All das gehört zum Dezember. All das ist gut. Und doch ist kaum Platz für eines: für das Warten.
Wir überbrücken jede freie Minute. Wir füllen jede Lücke. Leise rieselt der Schnee – aber laut dröhnt die Weihnachtszeit.
Der Advent erzählt eine andere Geschichte.
Die Bibel kennt das Warten nicht als Leerlauf, sondern als geistliche Haltung.
Der Psalm sagt: „Harre des Herrn, sei getrost und unverzagt und harre des Herrn.“
Das ist kein ungeduldiges Warten. Kein nervöses Schauen auf die Uhr. Sondern ein Vertrauen: Gott kommt – aber nicht auf Abruf.
Auch Gott wartet. Neun Monate, bis ein Kind geboren wird. Jahrhunderte der Hoffnung. Und dann – Stille Nacht. Kein großer Auftritt. Kein Gedränge. Nur ein Kind in einem Stall.
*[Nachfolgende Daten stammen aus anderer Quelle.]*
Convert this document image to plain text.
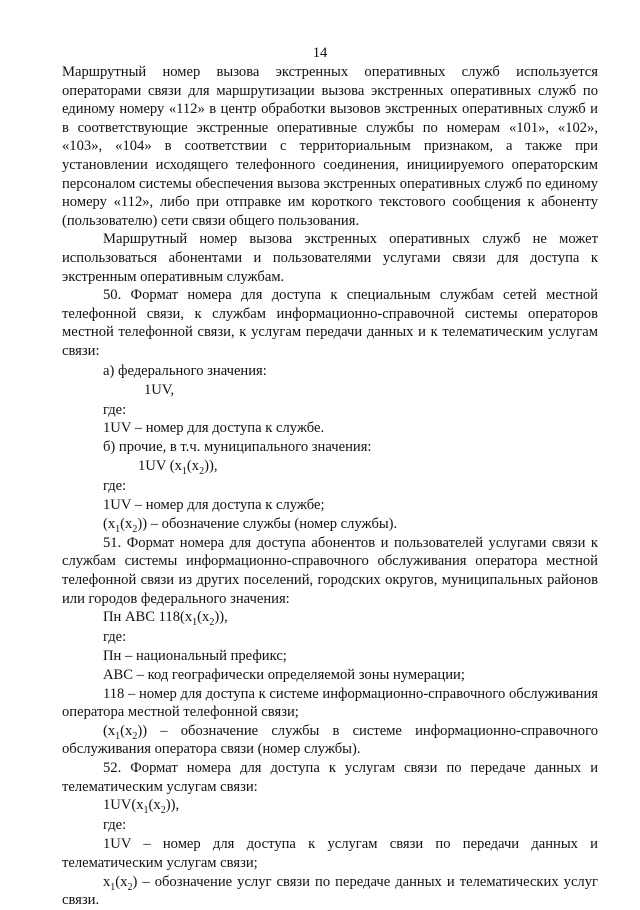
14

Маршрутный номер вызова экстренных оперативных служб используется операторами связи для маршрутизации вызова экстренных оперативных служб по единому номеру «112» в центр обработки вызовов экстренных оперативных служб и в соответствующие экстренные оперативные службы по номерам «101», «102», «103», «104» в соответствии с территориальным признаком, а также при установлении исходящего телефонного соединения, инициируемого операторским персоналом системы обеспечения вызова экстренных оперативных служб по единому номеру «112», либо при отправке им короткого текстового сообщения к абоненту (пользователю) сети связи общего пользования.

Маршрутный номер вызова экстренных оперативных служб не может использоваться абонентами и пользователями услугами связи для доступа к экстренным оперативным службам.

50. Формат номера для доступа к специальным службам сетей местной телефонной связи, к службам информационно-справочной системы операторов местной телефонной связи, к услугам передачи данных и к телематическим услугам связи:

а) федерального значения:

1UV,

где:

1UV – номер для доступа к службе.

б) прочие, в т.ч. муниципального значения:

1UV $(x_1(x_2))$,

где:

1UV – номер для доступа к службе;

$(x_1(x_2))$ – обозначение службы (номер службы).

51. Формат номера для доступа абонентов и пользователей услугами связи к службам системы информационно-справочного обслуживания оператора местной телефонной связи из других поселений, городских округов, муниципальных районов или городов федерального значения:

Пн ABC $118(x_1(x_2))$,

где:

Пн – национальный префикс;

ABC – код географически определяемой зоны нумерации;

118 – номер для доступа к системе информационно-справочного обслуживания оператора местной телефонной связи;

$(x_1(x_2))$ – обозначение службы в системе информационно-справочного обслуживания оператора связи (номер службы).

52. Формат номера для доступа к услугам связи по передаче данных и телематическим услугам связи:

$1UV(x_1(x_2))$,

где:

1UV – номер для доступа к услугам связи по передачи данных и телематическим услугам связи;

$x_1(x_2)$ – обозначение услуг связи по передаче данных и телематических услуг связи.
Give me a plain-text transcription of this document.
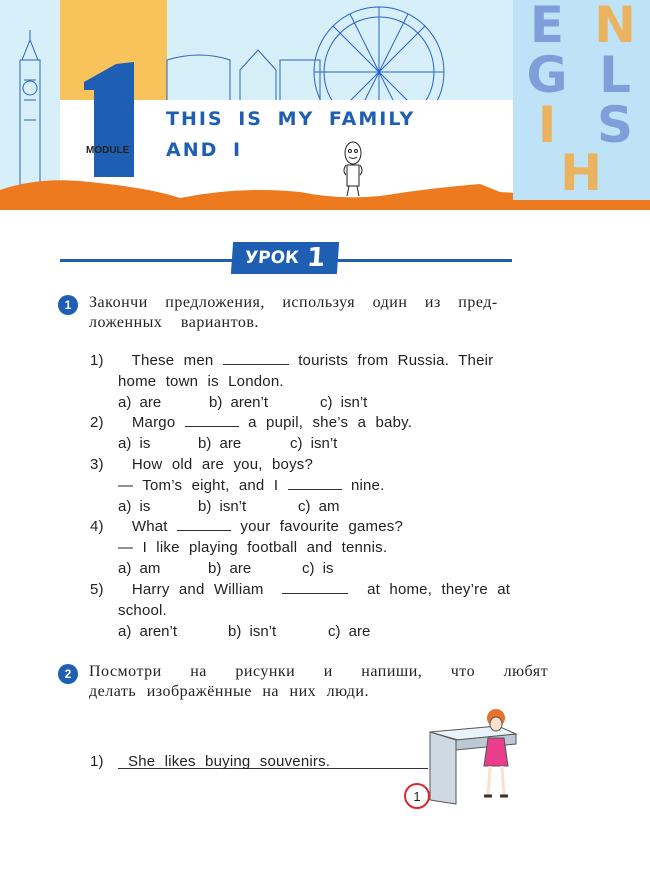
E N
G L
I S
H
MODULE
THIS IS MY FAMILY
AND I
УРОК 1
1	Закончи предложения, используя один из пред-
ложенных вариантов.
1) These men	tourists from Russia. Their
home town is London.
a) are	b) aren’t	c) isn’t
2) Margo	a pupil, she’s a baby.
a) is	b) are	c) isn’t
3) How old are you, boys?
— Tom’s eight, and I	nine.
a) is	b) isn’t	c) am
4) What	your favourite games?
— I like playing football and tennis.
a) am	b) are	c) is
5) Harry and William	at home, they’re at
school.
a) aren’t	b) isn’t	c) are
2	Посмотри на рисунки и напиши, что любят
делать изображённые на них люди.
1)	She likes buying souvenirs.
1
Vielleicht ist das die Zumutung des Advents: Dass Gott sich nicht in unsere Terminpläne einfügt. Dass er nicht zwischen Weihnachtsfeier und Konzert „abgehandelt“ wird. Sondern dort kommt, wo wir aufhören, alles festzuhalten.
Warten heißt dann nicht, nichts zu tun. Sondern: Raum zu lassen. Nicht alles sofort zu füllen. Nicht alles gleich zu verstehen.
Dieser Dom am Abend hilft uns dabei. Das Licht ist gedämpft. Die Schritte werden langsamer. Fast könnte man meinen: Es ist ein Ros entsprungen – unscheinbar, leise, ohne Eile.
Vielleicht ist genau das Advent: Dass wir Gott nicht vorwegnehmen, sondern ihm zutrauen, dass er kommt.
Nicht schneller. Nicht lauter. Aber verlässlich.
Und so dürfen wir heute warten. Mit unserer Vorfreude. Mit unserer Müdigkeit. Mit allem, was uns noch bevorsteht.
Denn Gott kommt. Nicht, weil wir fertig sind. Sondern weil wir warten.